As soon as this picture popped into my inbox, I knew I had to share it.  Both my children were born in Barnet.  For some years I also worked in the London Borough of Barnet with children who found reading difficult. That was about forty years ago and I took it for granted that there were local libraries across Barnet containing treasure troves of books for children. For young readers who struggled with squiggles on a page, it was only a matter of time before we found the keys that opened the doors for them into the exciting world of books.
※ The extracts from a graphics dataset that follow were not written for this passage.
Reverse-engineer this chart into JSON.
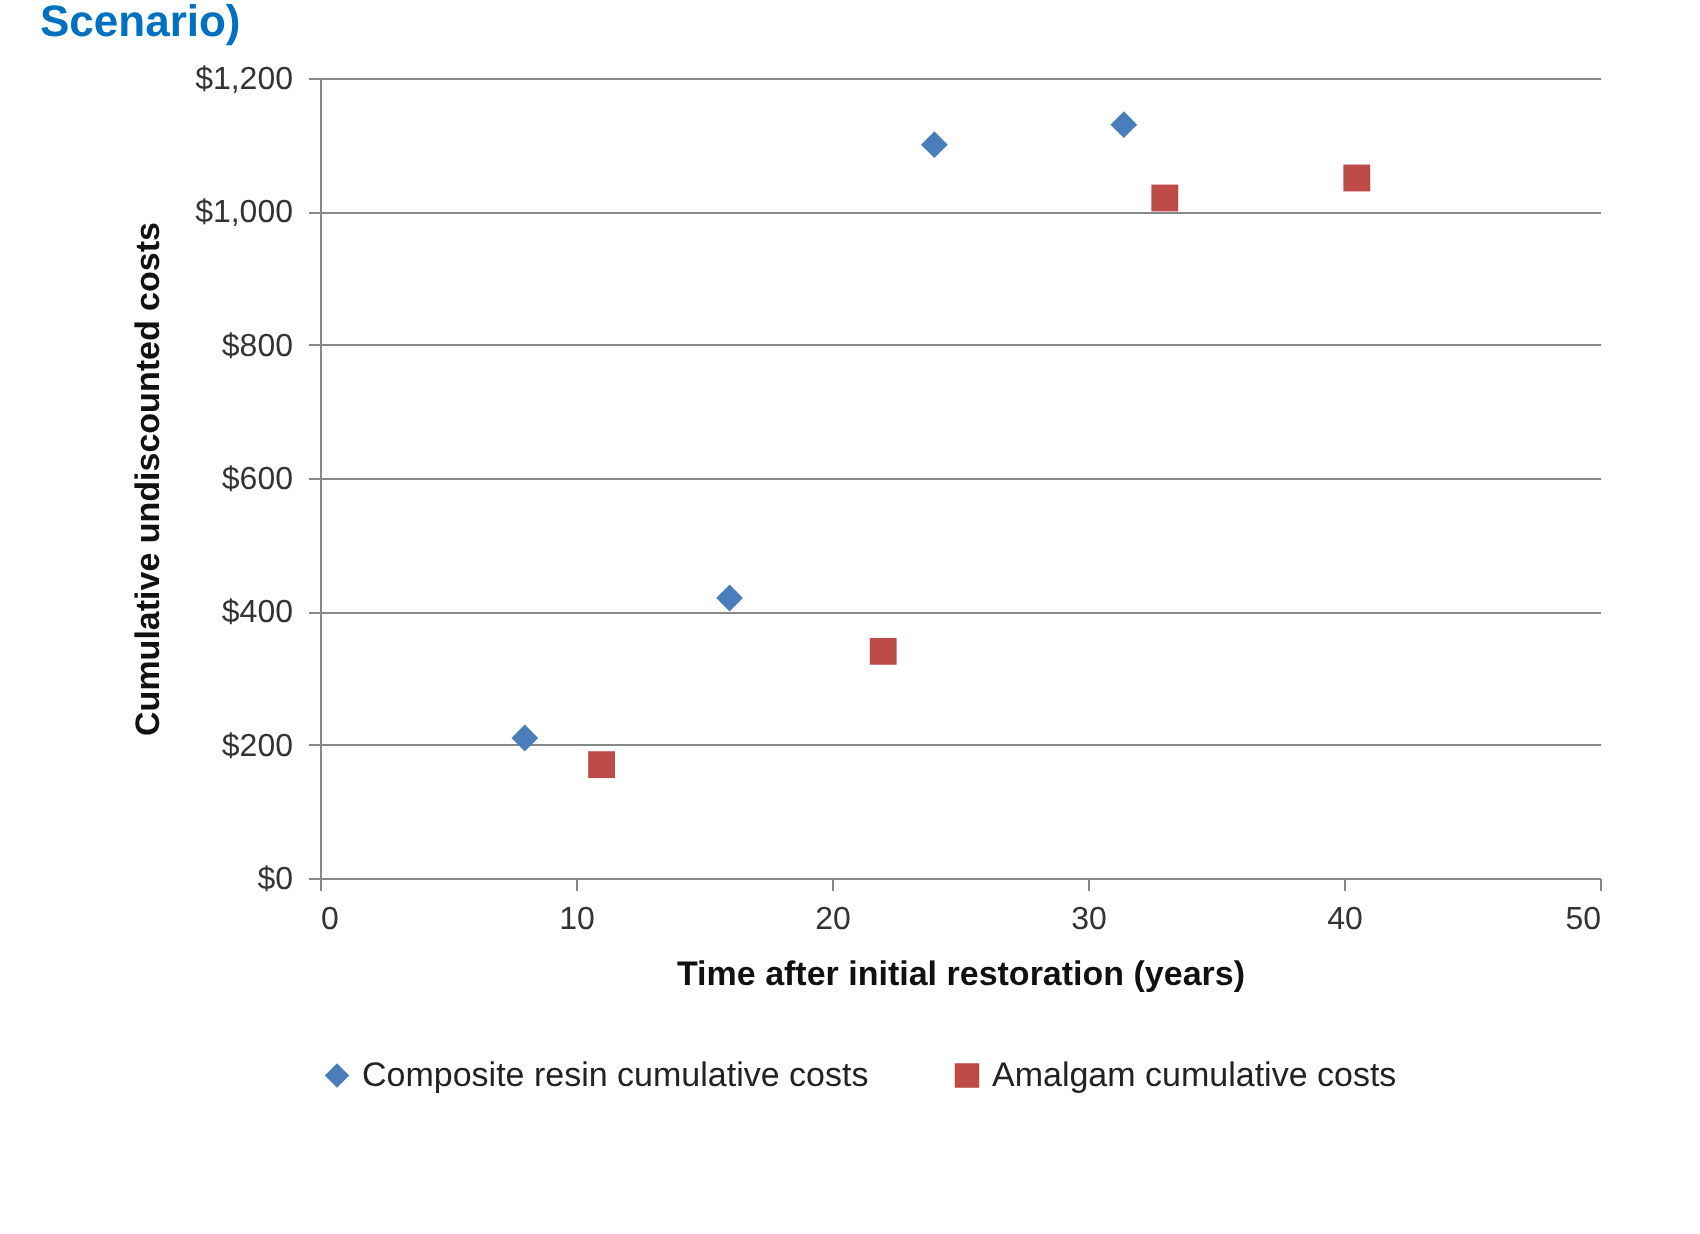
{
  "chart_data": {
    "type": "scatter",
    "title": "Scenario)",
    "xlabel": "Time after initial restoration (years)",
    "ylabel": "Cumulative undiscounted costs",
    "series": [
      {
        "name": "Composite resin cumulative costs",
        "color": "#4a7ebb",
        "marker": "diamond",
        "x": [
          8,
          16,
          24,
          31.4
        ],
        "values": [
          210,
          420,
          1100,
          1130
        ]
      },
      {
        "name": "Amalgam cumulative costs",
        "color": "#be4b48",
        "marker": "square",
        "x": [
          11,
          22,
          33,
          40.5
        ],
        "values": [
          170,
          340,
          1020,
          1050
        ]
      }
    ],
    "xlim": [
      0,
      50
    ],
    "xticks": [
      0,
      10,
      20,
      30,
      40,
      50
    ],
    "ylim": [
      0,
      1200
    ],
    "yticks": [
      {
        "value": 0,
        "label": "$0"
      },
      {
        "value": 200,
        "label": "$200"
      },
      {
        "value": 400,
        "label": "$400"
      },
      {
        "value": 600,
        "label": "$600"
      },
      {
        "value": 800,
        "label": "$800"
      },
      {
        "value": 1000,
        "label": "$1,000"
      },
      {
        "value": 1200,
        "label": "$1,200"
      }
    ],
    "grid": "y",
    "legend": "bottom"
  }
}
But in this picture, taken by a friend just a few days ago, here are children and families demonstrating to SAVE BARNET LIBRARIES.  The man on the right, doing a jig to the drums, is none other than the children's author Alan Gibbons. For the last few years Alan has been speaking out, loudly and clearly, against the dangers of libraries being closed and of professional librarians losing their jobs. This is what he wrote last year in a campaign to save eleven local libraries in Liverpool:

"Books open doors of the imagination, doors of opportunity - but not everybody can buy books. Figures show that one in three children in the UK do not own a book - if you close libraries those children cannot borrow books either. Young families, schoolchildren, students, the elderly, disabled, unemployed and many more people use and love the threatened Liverpool libraries - what will they do once they are gone?" 

I agree with every word. Libraries are not a luxury.  Or are we to go back to the age when literacy and literature were only for the wealthy? Go to any National Trust or English Heritage great house and you will find it contains a large library. Andrew Carnegie (after whom the Carnegie Medal for Children's Literature is named)  was born in a humble cottage in Scotland and, having made a fortune as an industrialist in America , gave much of this to develop educational and cultural institutions, including public libraries. Why? Because he understood that books open doors of the imagination, doors of opportunity - but not everybody can buy books.

Let's hope that Barnet's councillors will hold on to their senses and recognise the true value of their precious libraries. To quote Alan again, what will they do once they are gone?